China has implemented a sweeping new law allowing national security reviews of foreign investments, just as foreign money flowing into the country is expected to reach record levels.
Monday’s new regulations also come as Beijing has seen recent Chinese investment abroad come under increased scrutiny.
The Foreign Investment Security Review Measures, developed by the National Development and Reform Commission (NDRC) and the Ministry of Commerce, bring together China’s old trade rules while expanding the scope of transactions to l foreigner who should be considered. By law, virtually all areas are now subject to review, with particular emphasis on areas related to the military and acquisitions that give foreign companies control over Chinese companies.
“Without introducing radical changes from previous regulatory guidelines, the measures expand the list of foreign investment industries that will be subject to a safety review,” said a report by international law firm Paul, Weiss, Rifkind, Wharton & Garrison.
Helpfully, the measures establish a clear notification and authorization process, including regulatory timetables within which applications must be processed. However, it will be necessary to test in practice whether the actual processing time will meet regulatory timetables, ”the report said.
The law has notable similarities to the Committee on Foreign Investment in the United States, or CFIUS, according to a memo from the law firm Denton. Applicants can be foreign investors or domestic partners, and the 15 working day milestones for determining whether a review is needed and 30 days for an initial decision are not far behind CFIUS ’45 day decision timeframe.
Nonetheless, it is more rigorous and broader than the CFIUS, Denton said, in that it does not only apply to mergers and acquisitions and other types of investment such as securities, trusts and convertible debt. The text says that the acquisition of publicly traded shares in Chinese companies will be subject to a safety review if such actions could impact national security.
The implementation of the new rules comes amid political and financial pressure between China and some of its largest trading partners.
The Trump administration’s trade war with China was only one, albeit the most important, of Beijing’s recent disputes. He continues to fight with Australia on a range of issues and has imposed tariffs on some of Australia’s most lucrative exports.
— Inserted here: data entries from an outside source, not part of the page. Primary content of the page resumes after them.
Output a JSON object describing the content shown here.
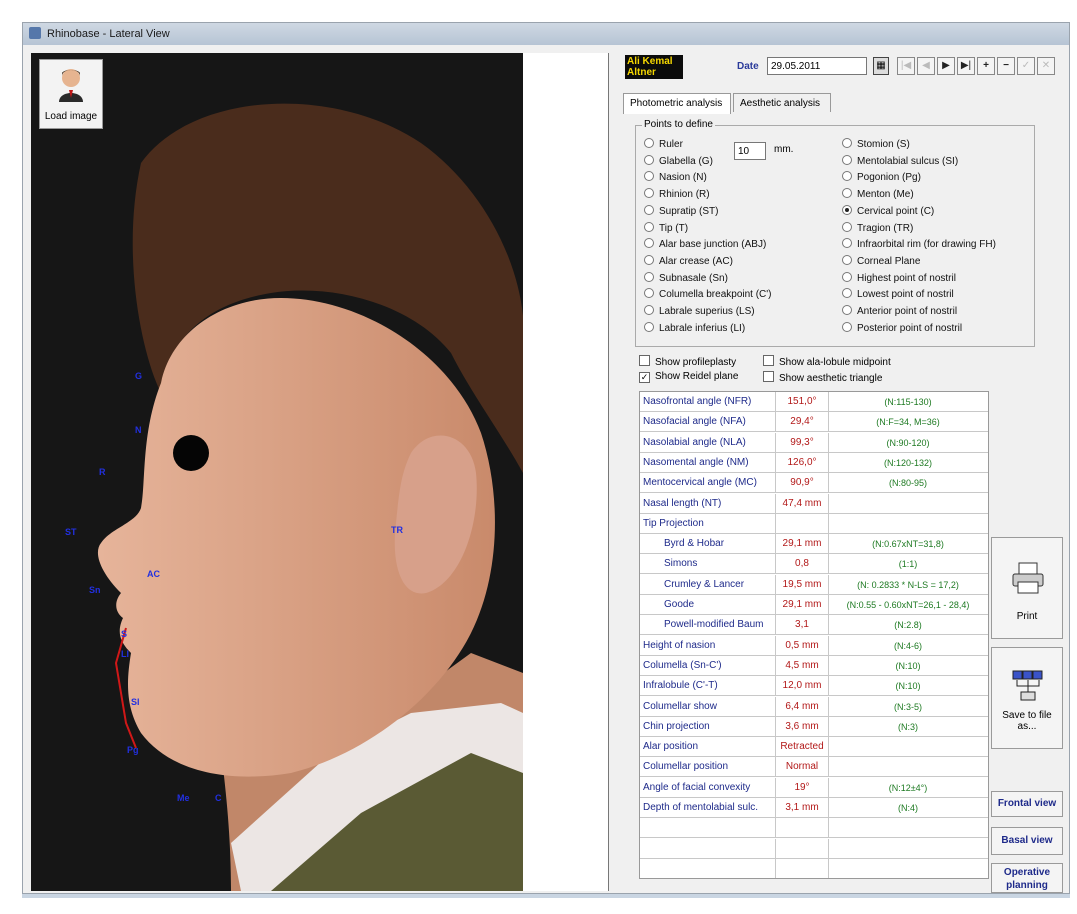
{
  "window": {
    "title": "Rhinobase - Lateral View",
    "load_image_label": "Load image"
  },
  "landmarks": [
    "G",
    "N",
    "R",
    "ST",
    "TR",
    "AC",
    "Sn",
    "S",
    "LI",
    "Sl",
    "Pg",
    "Me",
    "C"
  ],
  "patient": {
    "name": "Ali Kemal Altner"
  },
  "date": {
    "label": "Date",
    "value": "29.05.2011"
  },
  "nav_buttons": [
    "|◀",
    "◀",
    "▶",
    "▶|",
    "+",
    "−",
    "✓",
    "✕"
  ],
  "tabs": [
    "Photometric analysis",
    "Aesthetic analysis"
  ],
  "points": {
    "legend": "Points to define",
    "ruler_value": "10",
    "ruler_unit": "mm.",
    "left": [
      "Ruler",
      "Glabella (G)",
      "Nasion (N)",
      "Rhinion (R)",
      "Supratip (ST)",
      "Tip (T)",
      "Alar base junction (ABJ)",
      "Alar crease (AC)",
      "Subnasale (Sn)",
      "Columella breakpoint (C')",
      "Labrale superius (LS)",
      "Labrale inferius (LI)"
    ],
    "right": [
      "Stomion (S)",
      "Mentolabial sulcus (SI)",
      "Pogonion (Pg)",
      "Menton (Me)",
      "Cervical point (C)",
      "Tragion (TR)",
      "Infraorbital rim (for drawing FH)",
      "Corneal Plane",
      "Highest point of nostril",
      "Lowest point of nostril",
      "Anterior point of nostril",
      "Posterior point of nostril"
    ],
    "selected": "Cervical point (C)"
  },
  "checkboxes": [
    {
      "label": "Show profileplasty",
      "checked": false
    },
    {
      "label": "Show ala-lobule midpoint",
      "checked": false
    },
    {
      "label": "Show Reidel plane",
      "checked": true
    },
    {
      "label": "Show aesthetic triangle",
      "checked": false
    }
  ],
  "measurements": [
    {
      "name": "Nasofrontal angle (NFR)",
      "value": "151,0°",
      "norm": "(N:115-130)"
    },
    {
      "name": "Nasofacial angle (NFA)",
      "value": "29,4°",
      "norm": "(N:F=34, M=36)"
    },
    {
      "name": "Nasolabial angle (NLA)",
      "value": "99,3°",
      "norm": "(N:90-120)"
    },
    {
      "name": "Nasomental angle (NM)",
      "value": "126,0°",
      "norm": "(N:120-132)"
    },
    {
      "name": "Mentocervical angle (MC)",
      "value": "90,9°",
      "norm": "(N:80-95)"
    },
    {
      "name": "Nasal length (NT)",
      "value": "47,4 mm",
      "norm": ""
    },
    {
      "name": "Tip Projection",
      "value": "",
      "norm": ""
    },
    {
      "name": "Byrd & Hobar",
      "value": "29,1 mm",
      "norm": "(N:0.67xNT=31,8)",
      "sub": true
    },
    {
      "name": "Simons",
      "value": "0,8",
      "norm": "(1:1)",
      "sub": true
    },
    {
      "name": "Crumley & Lancer",
      "value": "19,5 mm",
      "norm": "(N: 0.2833 * N-LS = 17,2)",
      "sub": true
    },
    {
      "name": "Goode",
      "value": "29,1 mm",
      "norm": "(N:0.55 - 0.60xNT=26,1 - 28,4)",
      "sub": true
    },
    {
      "name": "Powell-modified Baum",
      "value": "3,1",
      "norm": "(N:2.8)",
      "sub": true
    },
    {
      "name": "Height of nasion",
      "value": "0,5 mm",
      "norm": "(N:4-6)"
    },
    {
      "name": "Columella (Sn-C')",
      "value": "4,5 mm",
      "norm": "(N:10)"
    },
    {
      "name": "Infralobule (C'-T)",
      "value": "12,0 mm",
      "norm": "(N:10)"
    },
    {
      "name": "Columellar show",
      "value": "6,4 mm",
      "norm": "(N:3-5)"
    },
    {
      "name": "Chin projection",
      "value": "3,6 mm",
      "norm": "(N:3)"
    },
    {
      "name": "Alar position",
      "value": "Retracted",
      "norm": ""
    },
    {
      "name": "Columellar position",
      "value": "Normal",
      "norm": ""
    },
    {
      "name": "Angle of facial convexity",
      "value": "19°",
      "norm": "(N:12±4°)"
    },
    {
      "name": "Depth of mentolabial sulc.",
      "value": "3,1 mm",
      "norm": "(N:4)"
    }
  ],
  "actions": {
    "print": "Print",
    "save": "Save to file as...",
    "frontal": "Frontal view",
    "basal": "Basal view",
    "operative": "Operative planning"
  }
}
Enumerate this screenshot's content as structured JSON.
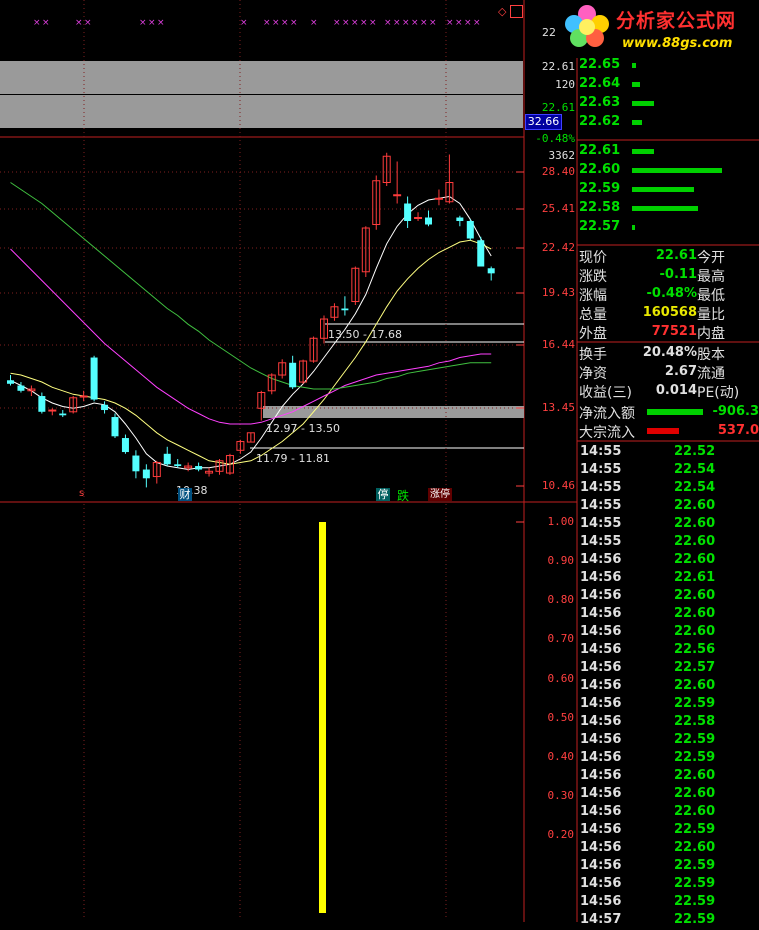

Meanwhile, China’s sprawling Belt and Road Initiative has been plagued by indebted borrowing partners and moves by the United States and other countries to counter the infrastructure-focused pact.
China has repeatedly insisted that its new rules simply align it with examination practices in developed countries. In written responses to questions from the media last month, the NDRC noted that “in recent years, the world’s major countries have successively introduced or perfected their own foreign investment security review systems,” particularly states. United, Australia, Germany and Japan. .
“China’s new National Security Review Law seeks common ground between retaliation against US restrictions on investment from China and attracting valuable US investment to China,” Peter A. Petri, Professor Carl Shapiro of International Finance at Brandeis International Business School. , Recount Barron Tuesday.
“Under the Foreign Investment Risk Review Modernization Act of 2018, the Trump administration dramatically increased the scope and severity of U.S. reviews, causing Chinese investment in the United States to plummet from $ 23 billion in 2017 to just $ 3 billion in 2019, ”he said.
Meanwhile, China is expected to record a record level of foreign direct investment. As of November 2020, FDI had already reached $ 129 billion, according to Chinese government data, to surpass $ 138 billion and $ 135 billion for all of 2019 and 2018, respectively. Annual data for 2020 is expected to be released next week.
The revised guidelines went into effect the same day China announced results of its GDP growth in 2020. At an official rate of 2.3%, it is the only major economy that grew last year, having quickly contained the coronavirus outbreak and restarted production at factories across the country.
Petri de Brandeis warned that the effective implementation of the law can be tempered by practical or political considerations.
“China doesn’t want to retaliate tit for tat – it still welcomes US investment, especially from tech companies. But he wants more leverage. For example, when the United States pressured ByteDance to sell TikTok in 2020, the Chinese government stepped in to announce that it would have the final say on the sale of tech assets, in this case artificial intelligence algorithms. from TikTok, ”he said.
“The final effect of these rules – how rigorously they are enforced – will depend on the overall health of US-China relations.”
Tanner Brown covers China for Barron’s and MarketWatch.